Two facts make this correct: an abort sweeps older unacknowledged frames on the same stream with it (they could no longer deliver in order anyway) — so give differing TTL classes their own streamKey lane — and different actions are different streams, so host_events aborts never touch host_end. Note the lastBatch variable is also your teardown handle: aborting only the most recent send abandons the whole unacked tail (or just call closeReliableStream).

For the precious class, remember the lifetime boundary: a 10-minute retry still dies with the tab. A must-arrive payload wants the persist-and-replay pattern too.

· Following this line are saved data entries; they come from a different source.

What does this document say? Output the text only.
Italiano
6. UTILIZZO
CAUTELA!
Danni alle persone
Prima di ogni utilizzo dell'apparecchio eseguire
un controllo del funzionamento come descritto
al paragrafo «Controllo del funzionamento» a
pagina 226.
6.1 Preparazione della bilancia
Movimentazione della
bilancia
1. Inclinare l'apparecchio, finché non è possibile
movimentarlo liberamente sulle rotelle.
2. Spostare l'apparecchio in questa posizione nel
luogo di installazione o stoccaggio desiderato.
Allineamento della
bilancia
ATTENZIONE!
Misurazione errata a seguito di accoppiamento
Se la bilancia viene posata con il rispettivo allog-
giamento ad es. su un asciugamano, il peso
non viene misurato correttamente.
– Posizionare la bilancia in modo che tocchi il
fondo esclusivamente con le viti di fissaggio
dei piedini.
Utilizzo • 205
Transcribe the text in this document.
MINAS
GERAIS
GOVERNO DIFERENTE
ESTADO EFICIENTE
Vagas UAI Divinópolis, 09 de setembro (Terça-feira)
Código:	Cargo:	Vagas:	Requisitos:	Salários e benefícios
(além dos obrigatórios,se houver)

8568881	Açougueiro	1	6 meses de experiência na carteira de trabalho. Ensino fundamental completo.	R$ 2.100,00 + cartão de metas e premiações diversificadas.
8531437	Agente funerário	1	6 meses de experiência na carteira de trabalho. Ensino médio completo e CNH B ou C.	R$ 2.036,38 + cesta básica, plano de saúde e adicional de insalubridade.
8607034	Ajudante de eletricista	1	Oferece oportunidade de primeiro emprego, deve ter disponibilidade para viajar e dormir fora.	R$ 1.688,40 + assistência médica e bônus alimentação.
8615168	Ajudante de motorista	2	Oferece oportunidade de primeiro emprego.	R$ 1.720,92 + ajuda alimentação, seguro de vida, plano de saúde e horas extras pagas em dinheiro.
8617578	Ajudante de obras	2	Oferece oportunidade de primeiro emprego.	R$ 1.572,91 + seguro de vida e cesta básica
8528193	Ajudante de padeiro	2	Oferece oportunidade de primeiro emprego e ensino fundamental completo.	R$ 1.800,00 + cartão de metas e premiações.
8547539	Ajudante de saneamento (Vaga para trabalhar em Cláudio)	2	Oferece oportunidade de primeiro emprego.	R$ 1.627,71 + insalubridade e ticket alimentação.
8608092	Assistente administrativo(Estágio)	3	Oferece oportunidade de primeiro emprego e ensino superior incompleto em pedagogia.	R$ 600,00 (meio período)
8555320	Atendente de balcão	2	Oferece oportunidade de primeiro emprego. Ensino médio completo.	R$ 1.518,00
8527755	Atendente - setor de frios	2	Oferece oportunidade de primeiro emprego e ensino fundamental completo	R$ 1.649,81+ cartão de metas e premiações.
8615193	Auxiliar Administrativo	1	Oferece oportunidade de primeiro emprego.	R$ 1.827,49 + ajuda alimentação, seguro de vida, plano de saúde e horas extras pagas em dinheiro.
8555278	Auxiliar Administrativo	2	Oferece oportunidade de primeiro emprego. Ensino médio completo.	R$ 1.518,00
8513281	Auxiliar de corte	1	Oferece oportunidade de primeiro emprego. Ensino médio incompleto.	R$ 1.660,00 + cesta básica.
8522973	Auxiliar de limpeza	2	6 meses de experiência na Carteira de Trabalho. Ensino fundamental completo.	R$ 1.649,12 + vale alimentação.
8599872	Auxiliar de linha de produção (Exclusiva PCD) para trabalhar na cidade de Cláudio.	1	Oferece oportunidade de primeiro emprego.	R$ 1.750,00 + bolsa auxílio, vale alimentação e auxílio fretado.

The wire dedups delivery; your handler owns the effect. The library hands the handler a free idempotency key for it — the receiver-side facts of the frame being handled:

// In a Durable Object case: effect + dedup in ONE transaction, keyed by the library's own (stream, seq).
host_move: (action, conn) => {
const rel = action.context.reliability; // { seq, streamKey?, redelivered } — undefined for best-effort
this.ctx.storage.sql.exec(
`INSERT OR IGNORE INTO effects (stream_key, seq, payload) VALUES (?, ?, ?)`,
rel?.streamKey ?? "", rel?.seq, JSON.stringify(action.input),
);
},

Tier nuance: for a fire-and-forget reliable stream, a duplicate never reaches your handler at all (the receiver suppresses it before dispatch) — redelivered: true appears only on reply-carrying re-runs, where the re-run regenerates the reply; use it to return a memoized reply instead of re-running an expensive body. The one duplicate window no flag can cover is a session-tier server reset replay — that’s exactly what the (stream, seq)-keyed transaction above absorbs.

4. Ordering across event types — the envelope

Section titled “4. Ordering across event types — the envelope”

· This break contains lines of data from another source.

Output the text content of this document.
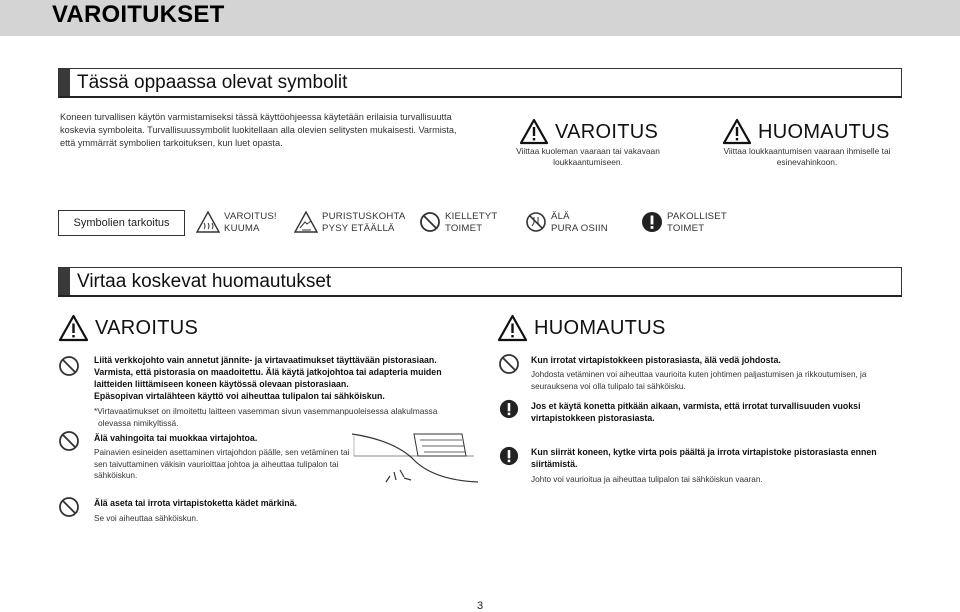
VAROITUKSET
Tässä oppaassa olevat symbolit
Koneen turvallisen käytön varmistamiseksi tässä käyttöohjeessa käytetään erilaisia turvallisuutta
koskevia symboleita. Turvallisuussymbolit luokitellaan alla olevien selitysten mukaisesti. Varmista,
että ymmärrät symbolien tarkoituksen, kun luet opasta.
VAROITUS
Viittaa kuoleman vaaraan tai vakavaan
loukkaantumiseen.
HUOMAUTUS
Viittaa loukkaantumisen vaaraan ihmiselle tai
esinevahinkoon.
Symbolien tarkoitus
VAROITUS!
KUUMA
PURISTUSKOHTA
PYSY ETÄÄLLÄ
KIELLETYT
TOIMET
ÄLÄ
PURA OSIIN
PAKOLLISET
TOIMET
Virtaa koskevat huomautukset
VAROITUS
Liitä verkkojohto vain annetut jännite- ja virtavaatimukset täyttävään pistorasiaan.
Varmista, että pistorasia on maadoitettu. Älä käytä jatkojohtoa tai adapteria muiden
laitteiden liittämiseen koneen käytössä olevaan pistorasiaan.
Epäsopivan virtalähteen käyttö voi aiheuttaa tulipalon tai sähköiskun.
*Virtavaatimukset on ilmoitettu laitteen vasemman sivun vasemmanpuoleisessa alakulmassa
olevassa nimikyltissä.
Älä vahingoita tai muokkaa virtajohtoa.
Painavien esineiden asettaminen virtajohdon päälle, sen vetäminen tai
sen taivuttaminen väkisin vaurioittaa johtoa ja aiheuttaa tulipalon tai
sähköiskun.
Älä aseta tai irrota virtapistoketta kädet märkinä.
Se voi aiheuttaa sähköiskun.
HUOMAUTUS
Kun irrotat virtapistokkeen pistorasiasta, älä vedä johdosta.
Johdosta vetäminen voi aiheuttaa vaurioita kuten johtimen paljastumisen ja rikkoutumisen, ja
seurauksena voi olla tulipalo tai sähköisku.
Jos et käytä konetta pitkään aikaan, varmista, että irrotat turvallisuuden vuoksi
virtapistokkeen pistorasiasta.
Kun siirrät koneen, kytke virta pois päältä ja irrota virtapistoke pistorasiasta ennen
siirtämistä.
Johto voi vaurioitua ja aiheuttaa tulipalon tai sähköiskun vaaran.
3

If several kinds of update must stay in one order — start, then events×N, then end, all for one entity — do not send them as three actions and re-derive tolerance server-side. Send one action whose input is a discriminated union, keyed per entity:

host_record: actionSchema()
.input({ schema: v.variant("kind", [vStart, vEvents, vEnd]) })
.fireAndForget()
.reliable(),
// every send: .run({ streamKey: runId }) — one run = one totally-ordered stream

One action, one stream per run: starteventsend arrive in exactly that order with zero app-level reordering tolerance, and the handler is a switch (input.kind). (This is the shape a migration from a legacy multi-action protocol should collapse to — if you’re carrying “arrival-order tolerance” code, you’re holding the shape wrong.)

Reliability engages connector→acceptor (direction); a push stream that must all arrive needs durable catch-up, which subsumes what a live-socket resend could give:

// Server: append each push to a per-client log — `append` assigns the seq, carry it in the payload.
const log = cloudflareReliableLog(this.ctx, "push");
const { seq } = log.append(`push::${clientId}`, update);
server.pushToClient(client, act_feed.action.entry.request({ seq, update })); // live path, best-effort
// Client: dedup/order with its own inbox (from `@nice-code/action/advanced`), ack via a normal action.
const inbox = new ReliableInbox<TUpdate>();
onPush: { entry: ({ seq, update }) => {
for (const u of inbox.receive("feed", seq, update).deliver) apply(u);
act_feed.action.ack.request({ upTo: inbox.contiguousSeq("feed") }).runToOutput();
}}
// Server, on reconnect: replay the gap-free prefix; prune what the client confirmed.
for (const update of log.contiguousPrefix(`push::${clientId}`)) resend(update);
// on ack: store.deleteThrough(`push::${clientId}`, upTo) — or set `keepDelivered` retention instead.

For a single push that needs confirmation, skip all of this: await pushToClient(...).waitForResultPayload() and retry.

The worked shape of the multiplexed-peers warning:

async function endRun(runId: string) {
// 1. Close the run's streams FIRST — synchronous; nothing from run A can resend after this.
connector.closeReliableStream(act_session.action.host_events, runId);
// 2. Only then flip the dial state the WS carrier derives its URL from.
activeRun.set(nextRunId);
}

Keep the payload stamp + server-side guard as defense-in-depth — the guard is terminal because acks are receipt, not outcome.